Natalia Bolívar reorganizaba el Museo Nacional. María Teresa Freyre de Andrade iniciaba el rescate y ordenamiento del patrimonio bibliográfico, impulsaba una red de bibliotecas que se extendía a todo el país y emprendía un proyecto sistemático de difusión de la lectura, dirigido a los niños, con un programa de narraciones orales, de estímulo a la imaginación creadora en las artes plásticas y de iniciación en la música a través del entrenamiento coral.
Sin que llegara a formularse en términos expresos, la política cultural se fue implementando en una práctica concreta desde el triunfo de la Revolución. Fue un proceso orgánico que emanaba de la asunción consciente de una experiencia histórica.
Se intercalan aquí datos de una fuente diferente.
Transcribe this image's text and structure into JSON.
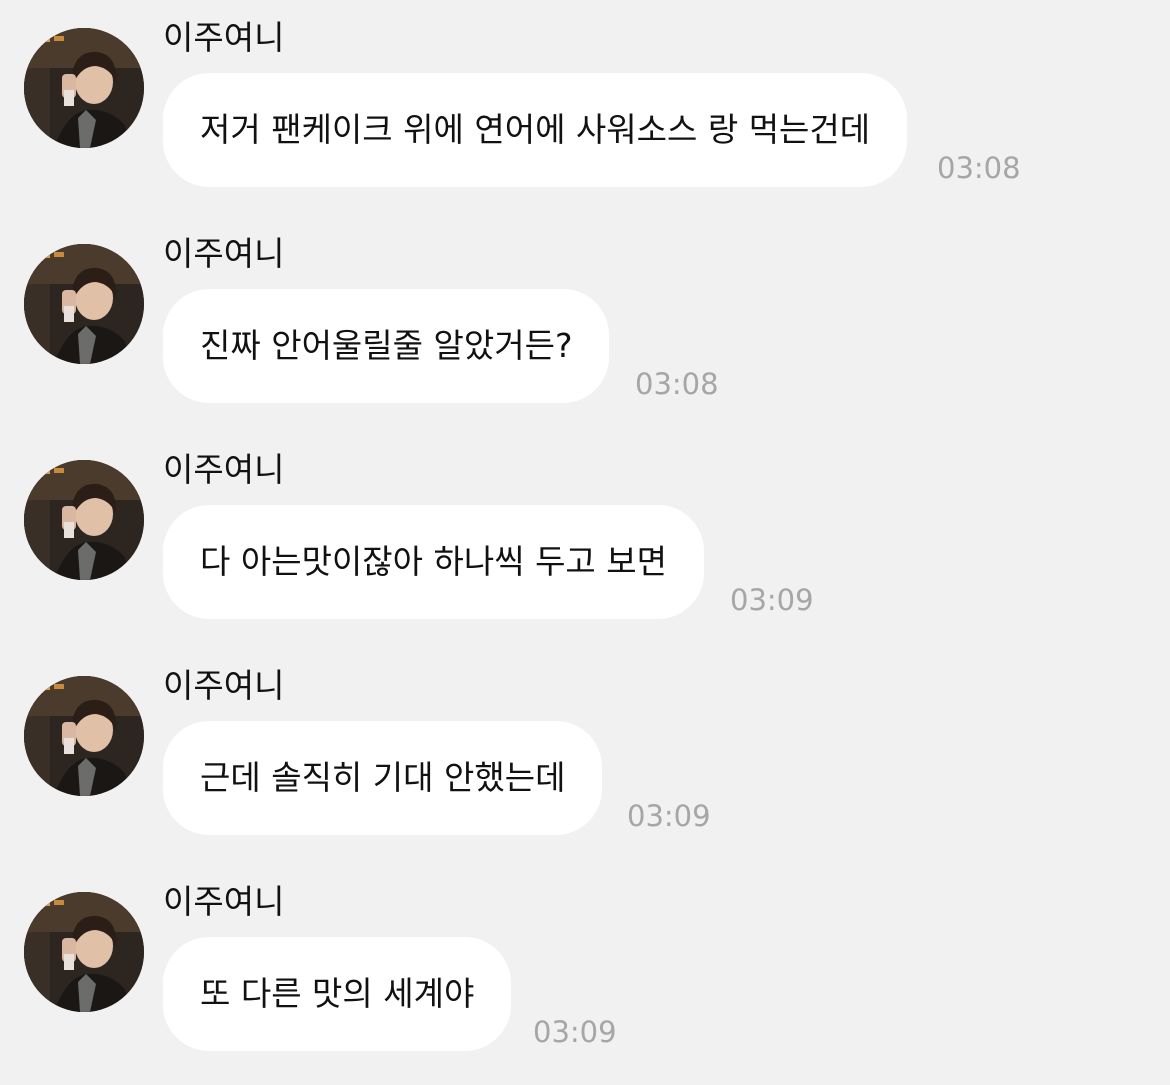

En La historia me absolverá, Fidel había reconocido a los artistas como parte integrante de un pueblo que padeció las consecuencias del colonialismo, la dependencia y el subdesarrollo.
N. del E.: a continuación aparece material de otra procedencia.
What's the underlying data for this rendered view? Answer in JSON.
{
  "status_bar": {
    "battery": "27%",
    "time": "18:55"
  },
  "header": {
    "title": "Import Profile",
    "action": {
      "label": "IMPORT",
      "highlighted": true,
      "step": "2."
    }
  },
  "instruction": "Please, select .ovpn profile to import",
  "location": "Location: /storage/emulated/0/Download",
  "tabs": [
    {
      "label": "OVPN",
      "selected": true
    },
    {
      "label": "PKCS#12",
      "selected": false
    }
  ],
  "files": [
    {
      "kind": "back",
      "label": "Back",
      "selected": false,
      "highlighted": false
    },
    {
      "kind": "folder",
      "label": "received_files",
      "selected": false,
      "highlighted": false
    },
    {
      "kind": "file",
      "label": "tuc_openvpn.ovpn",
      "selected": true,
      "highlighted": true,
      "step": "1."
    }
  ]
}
Más allá de la diversidad de concepciones estéticas y de posturas filosóficas, los intelectuales habían vivido en carne propia una realidad que los silenciaba, apartándolos del destinatario natural de su obra.
Por distintas vías, se empezaba a reconocer el trabajo de los artistas, se otorgaba en la práctica una función social a los intelectuales y se democratizaba el acceso de las mayorías a la cultura.
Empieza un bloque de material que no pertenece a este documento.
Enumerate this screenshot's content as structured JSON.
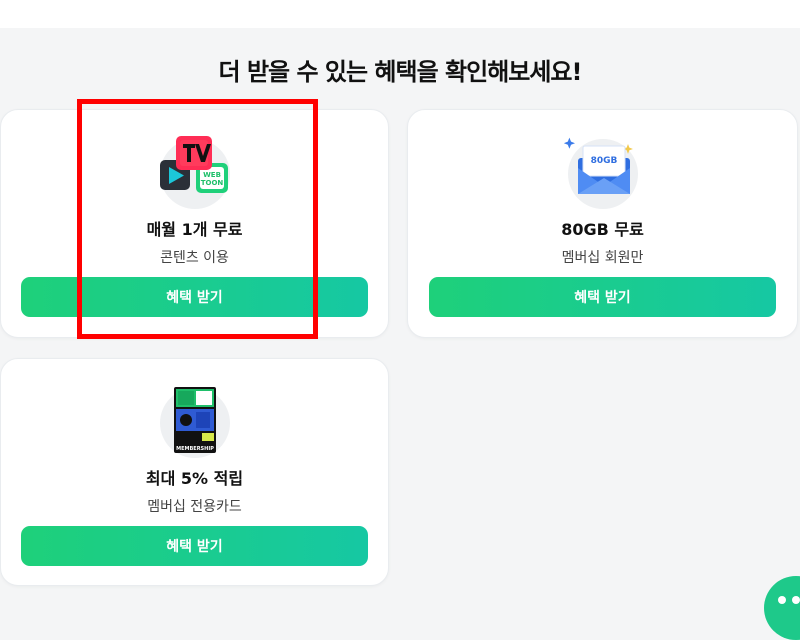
{
  "page": {
    "title": "더 받을 수 있는 혜택을 확인해보세요!"
  },
  "cards": [
    {
      "title": "매월 1개 무료",
      "subtitle": "콘텐츠 이용",
      "button_label": "혜택 받기",
      "icon": "naver-tv-webtoon-apps-icon",
      "icon_text": [
        "WEB",
        "TOON"
      ]
    },
    {
      "title": "80GB 무료",
      "subtitle": "멤버십 회원만",
      "button_label": "혜택 받기",
      "icon": "mail-envelope-storage-icon",
      "icon_text": "80GB"
    },
    {
      "title": "최대 5% 적립",
      "subtitle": "멤버십 전용카드",
      "button_label": "혜택 받기",
      "icon": "membership-card-icon",
      "icon_text": [
        "MEMBERSHIP"
      ]
    }
  ],
  "colors": {
    "accent_green": "#03c75a",
    "button_gradient_start": "#1ed07a",
    "button_gradient_end": "#16c8a3",
    "highlight_box": "#ff0000"
  }
}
Condenados al desempleo por su vocación, los escritores y artistas habían buscado el modo de agruparse en tertulias informales o en organizaciones estructuradas con vistas a un diseño de políticas culturales.
Coincidían todos en reclamar el respaldo gubernamental a la implementación de políticas que auspiciaran el desarrollo de los talentos y propiciaran el respaldo material indispensable para promover la infraestructura requerida para la producción de libros y para la realización de una cinematografía nacional.
Las decisiones tomadas desde el amanecer de enero preludiaban las que habrían de llevarse a cabo en ese año fundacional, con el nacimiento del Icaic y de la Casa de las Américas, reafirmación de nuestra orientación latinoamericanista.
Algo más tarde, la Imprenta Nacional lanzaba simbólicamente una edición masiva del Quijote. En el Teatro Nacional tomaban cuerpo las investigaciones que conducirían a la formación del Conjunto Folklórico, mientras encontraba espacio, por primera vez, la danza moderna.
Por otra parte, el ballet Alicia Alonso, que había subsistido en extrema precariedad, se convertiría en Ballet Nacional de Cuba.
Iniciada desde las primeras semanas de enero del 59, la rápida transformación de las instituciones evidenciaba la prioridad concedida a la creación artístico-literaria.
Vanguardia artística y vanguardia política convergían en el propósito de refundar la nación, en reconocer el vínculo entre cultura y sociedad, en comprender la necesidad de diseñar políticas culturales con auspicio gubernamental.
De esa responsabilidad compartida dimanó la riqueza y densidad de la vida intelectual que caracterizó los 60 del pasado siglo y proyectó su perspectiva anticolonial hacia la América Latina y el Tercer Mundo.